Checkmate Delivered in Chess Hall of Fame Fight


     LAS VEGAS (CN) – World Chess Museum is the winner of a court battle over the ownership of the Chess Hall of Fame trademark after a federal judge crowned it the rightful holder by default.
     The St. Louis-based museum does business as the World Chess Hall of Fame. It was well-positioned for a victory after a magistrate judge found in July that the World Chess Federation missed an attorney-replacement deadline.
     U.S. District Judge Robert Jones ruled Sept. 24 that the museum is the owner of “all right, title and interest in” the World Chess Hall of Fame and the U.S. Chess Hall of Fame and Museum trademarks.
     The World Chess Museum’s predecessor in interest, the U.S. Chess Trust, filed the original trademark application in 1999 and was awarded the World Chess Hall of Fame mark in March 2002, according to court records.
     “Despite bare assertions of prior rights, and demonstrably false representations, [the World Chess Federation] has failed to provide any evidence showing trademark rights” and has likely caused confusion among consumers by its use of the mark, Jones wrote.
     The judge noted that the federation has still not retained new counsel and has not responded to an amended complaint, making default judgment appropriate.
     Jones permanently enjoined the Las Vegas-based World Chess Federation from using the hall of fame marks and ordered it to destroy any infringing materials. The World Chess Museum did not seek monetary damages and were not awarded any.
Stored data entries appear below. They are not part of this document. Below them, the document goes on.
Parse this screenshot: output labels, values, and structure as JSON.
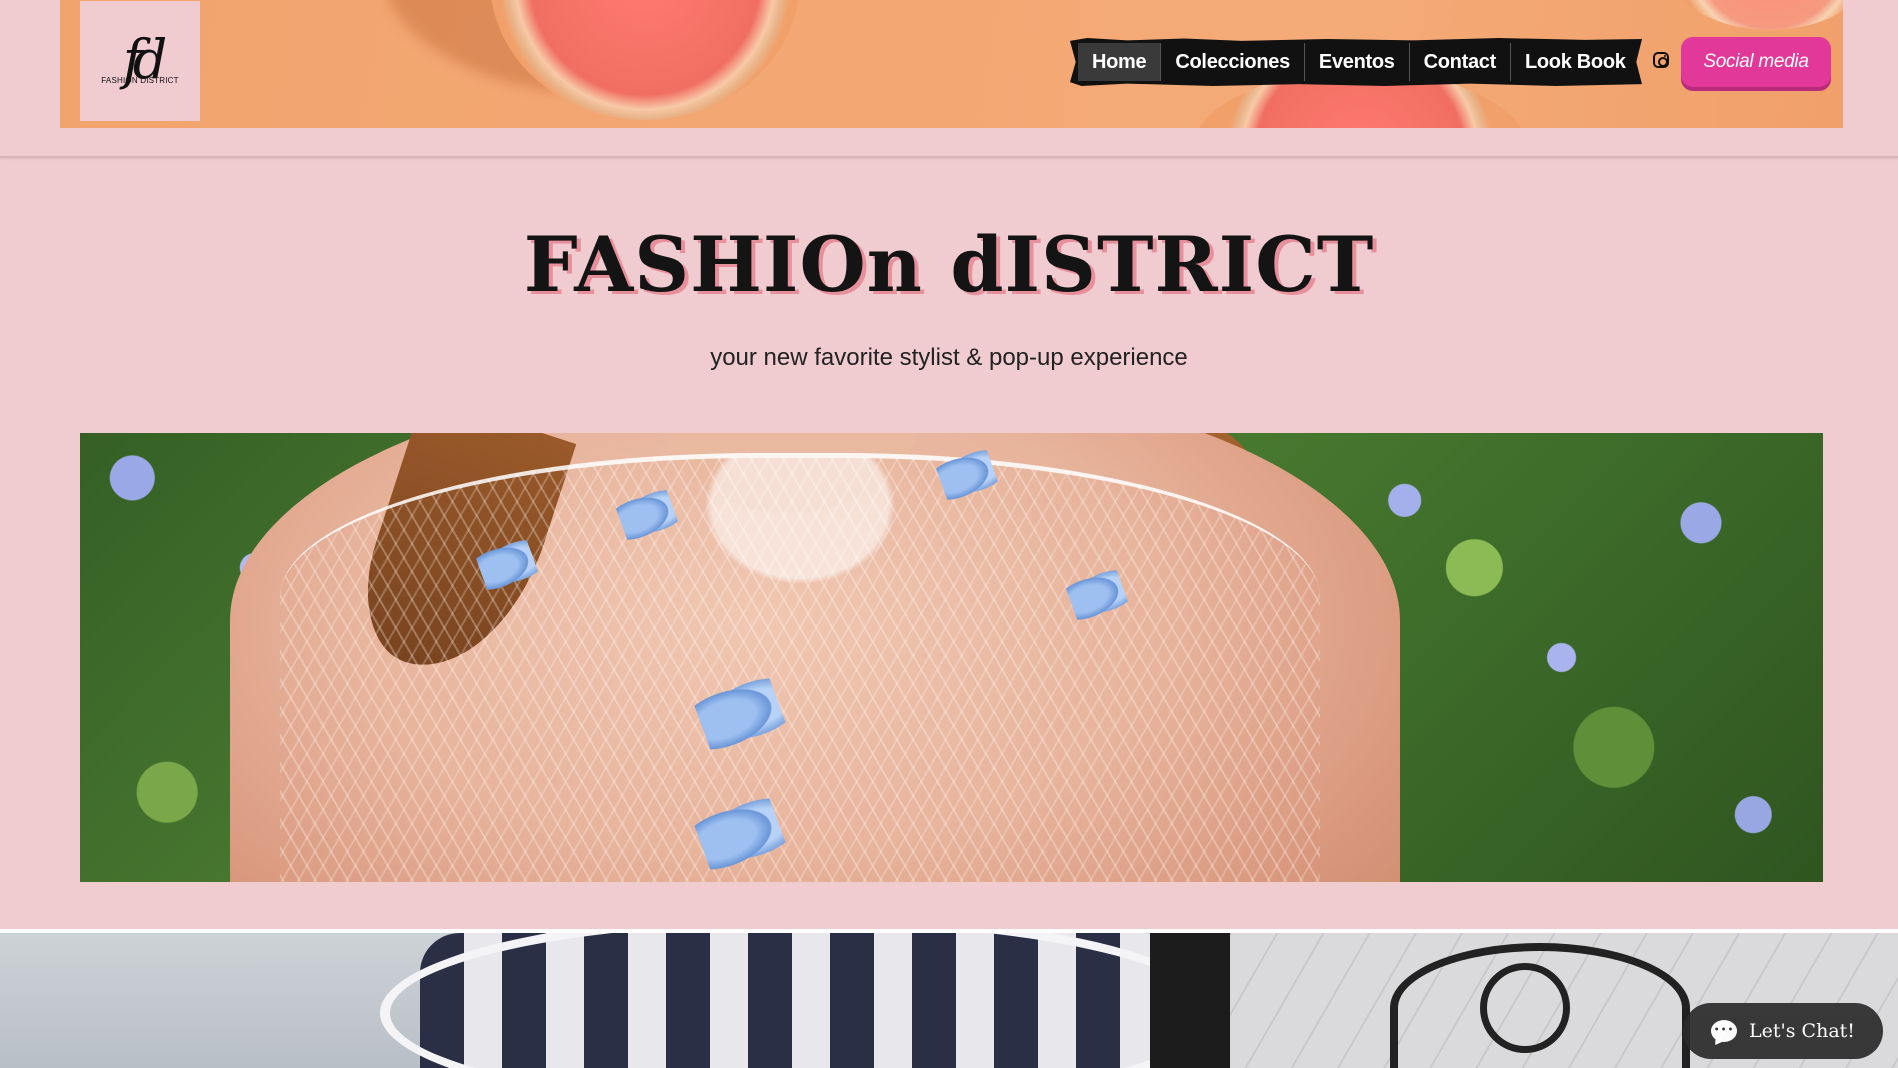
{
  "logo": {
    "mark": "fd",
    "text": "FASHION DISTRICT"
  },
  "nav": {
    "items": [
      {
        "label": "Home",
        "active": true
      },
      {
        "label": "Colecciones"
      },
      {
        "label": "Eventos"
      },
      {
        "label": "Contact"
      },
      {
        "label": "Look Book"
      }
    ]
  },
  "header": {
    "instagram_icon": "instagram-icon",
    "social_button": "Social media"
  },
  "hero": {
    "title": "FASHIOn dISTRICT",
    "tagline": "your new favorite stylist & pop-up experience"
  },
  "chat": {
    "label": "Let's Chat!",
    "icon": "chat-bubble-icon"
  },
  "colors": {
    "background": "#f0cbcf",
    "accent": "#e2389a",
    "nav_bg": "#111111",
    "title_shadow": "#e78f9a"
  }
}
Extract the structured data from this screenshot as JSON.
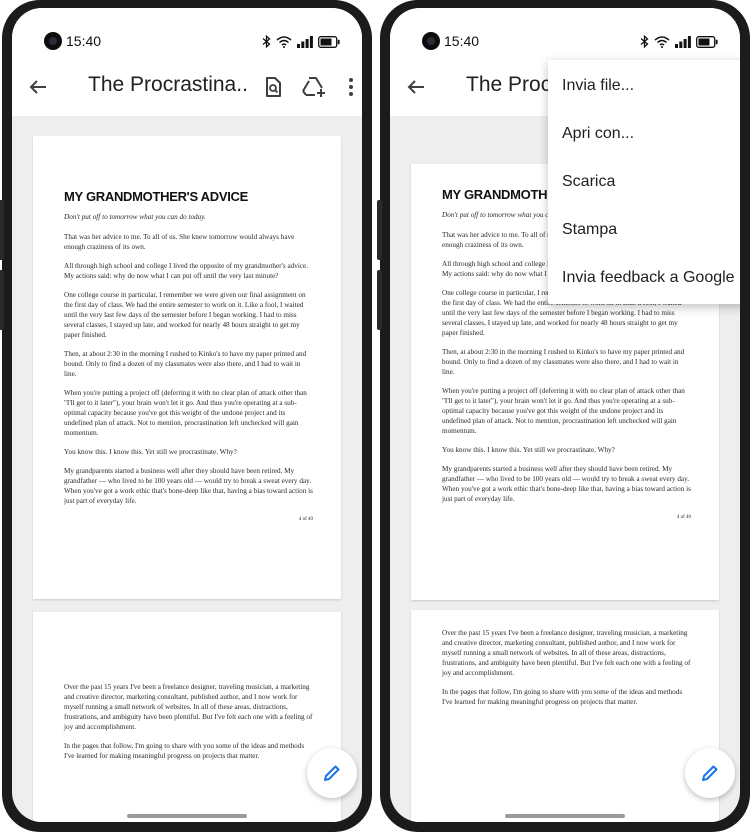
{
  "status": {
    "time": "15:40"
  },
  "toolbar": {
    "title_left": "The Procrastina...",
    "title_right": "The Procras"
  },
  "menu": {
    "items": [
      "Invia file...",
      "Apri con...",
      "Scarica",
      "Stampa",
      "Invia feedback a Google"
    ]
  },
  "page1": {
    "heading": "MY GRANDMOTHER'S ADVICE",
    "subtitle": "Don't put off to tomorrow what you can do today.",
    "p1": "That was her advice to me. To all of us. She knew tomorrow would always have enough craziness of its own.",
    "p2": "All through high school and college I lived the opposite of my grandmother's advice. My actions said: why do now what I can put off until the very last minute?",
    "p3": "One college course in particular, I remember we were given our final assignment on the first day of class. We had the entire semester to work on it. Like a fool, I waited until the very last few days of the semester before I began working. I had to miss several classes, I stayed up late, and worked for nearly 48 hours straight to get my paper finished.",
    "p4": "Then, at about 2:30 in the morning I rushed to Kinko's to have my paper printed and bound. Only to find a dozen of my classmates were also there, and I had to wait in line.",
    "p5": "When you're putting a project off (deferring it with no clear plan of attack other than \"I'll get to it later\"), your brain won't let it go. And thus you're operating at a sub-optimal capacity because you've got this weight of the undone project and its undefined plan of attack. Not to mention, procrastination left unchecked will gain momentum.",
    "p6": "You know this. I know this. Yet still we procrastinate. Why?",
    "p7": "My grandparents started a business well after they should have been retired. My grandfather — who lived to be 100 years old — would try to break a sweat every day. When you've got a work ethic that's bone-deep like that, having a bias toward action is just part of everyday life.",
    "pageno": "4 of 40"
  },
  "page2": {
    "p1": "Over the past 15 years I've been a freelance designer, traveling musician, a marketing and creative director, marketing consultant, published author, and I now work for myself running a small network of websites. In all of these areas, distractions, frustrations, and ambiguity have been plentiful. But I've felt each one with a feeling of joy and accomplishment.",
    "p2": "In the pages that follow, I'm going to share with you some of the ideas and methods I've learned for making meaningful progress on projects that matter."
  },
  "colors": {
    "accent": "#1a73e8",
    "text": "#202124",
    "background": "#eeeeee"
  },
  "icons": {
    "back": "arrow-left-icon",
    "find": "find-in-page-icon",
    "drive": "add-to-drive-icon",
    "more": "more-vert-icon",
    "edit": "pencil-icon"
  }
}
     Founder Stan Vaughan created the World Chess Federation to organize chess tournaments and offer chess lessons. In 2011, he announced the opening of the World Chess Federation Hall of Fame in Las Vegas.
     The World Chess Museum sued Vaughan and his organization in February 2013 to protect its hall of fame trademark after learning of their infringement. The museum “exhibits one of the world’s premier collections of chess and chess-related artifacts, memorabilia, and artwork,” according to court filings.
     Vaughan, a grandmaster, won nine major tournaments from 1996 to 2012, and set a world record in 1982 by winning 112 consecutive blindfold chess matches, according to his biography on the World Chess Federation site. He is also a cryptanalyst credited with solving the infamous Zodiac killer’s 340-character cipher, the website says.